I mean, I came here to talk about a leper. See, I am already off to a weird start, but that is the real truth. Ok, I will let you in my cerebrum for a bit. One thing I should let you know is my research has nothing to do with leporsy.. just disease. Don’t ask. We do not have time for that explanation! One day, maybe, it will all make sense. So, anyway, I was reading about the leper man who approached Jesus and said to Him, “I know you can heal me if you are willing” and Jesus says, “I am willing”. Immediately he is healed. That is the story. Yes it is like two or three verses, but I did not come for the story on the page. I came for the one we can not see.
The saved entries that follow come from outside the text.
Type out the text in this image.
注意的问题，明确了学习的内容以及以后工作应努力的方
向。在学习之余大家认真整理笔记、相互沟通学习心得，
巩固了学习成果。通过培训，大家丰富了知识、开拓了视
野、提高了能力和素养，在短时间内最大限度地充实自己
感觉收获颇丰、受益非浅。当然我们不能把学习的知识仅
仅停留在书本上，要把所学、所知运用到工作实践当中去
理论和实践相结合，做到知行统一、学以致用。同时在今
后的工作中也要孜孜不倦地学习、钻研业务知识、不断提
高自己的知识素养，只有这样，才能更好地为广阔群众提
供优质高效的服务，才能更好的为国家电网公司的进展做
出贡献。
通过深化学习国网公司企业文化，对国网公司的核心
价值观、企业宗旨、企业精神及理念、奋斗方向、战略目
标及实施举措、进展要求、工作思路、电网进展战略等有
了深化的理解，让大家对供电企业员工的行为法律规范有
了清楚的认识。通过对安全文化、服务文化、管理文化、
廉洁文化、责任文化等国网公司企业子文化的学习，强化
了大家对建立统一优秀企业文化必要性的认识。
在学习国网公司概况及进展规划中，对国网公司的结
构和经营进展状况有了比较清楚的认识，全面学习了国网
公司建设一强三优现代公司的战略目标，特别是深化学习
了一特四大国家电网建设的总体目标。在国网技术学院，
I searched the gospels for this particular one, and in Luke’s it says a man covered with leporsy. Covered. Leporsy from the research I have done is a slow growing disease which probably means he has had this “get away from me, do not touch me” sickness for awhile. He waited a long time for healing, and he did not even know healing was on its way. Is that not cool?! I somehow got stuck on this, because to really feel what this man was feeling I needed to know what it was like to be in his shoes… ok, feet. That is just how I am.
“Moved with compassion, Jesus reached out and touched him. “I am willing,” he said. “Be healed!””
Back in the Bible days, to have this disease meant you were unclean therefore an outcast. Yeah. True. I for some reason am strangely emotional talking about this man, because I can just see him watching from a distance this fella who he has heard stories of. This man they call Jesus. The one who heals, and I wonder if in those I don’t know two or three minutes while he mustered up the courage to take the steps to meet his Saving Grace did he hesitate. Or was he just desperate enough to push back the crowd, get past the lies, weird looks, and death stares to get to Jesus. It says and suddenly he approached Him. He left it behind. He walked up to Jesus probably full of shame because he did not belong there, he was to be outside the city you know in his isolation. But He was trading his uncleanliness in with the One who washes it all clean. No matter what it looked like, and no matter what it took. That took courage. That took steps. That took determination. The outcome, though? I’d say it was worth it! What you figure?
Ok, I am kickin you out of my brain now, and just going to drink my coffee because it is super early. I do not know if the chickens are awake… I know dad is.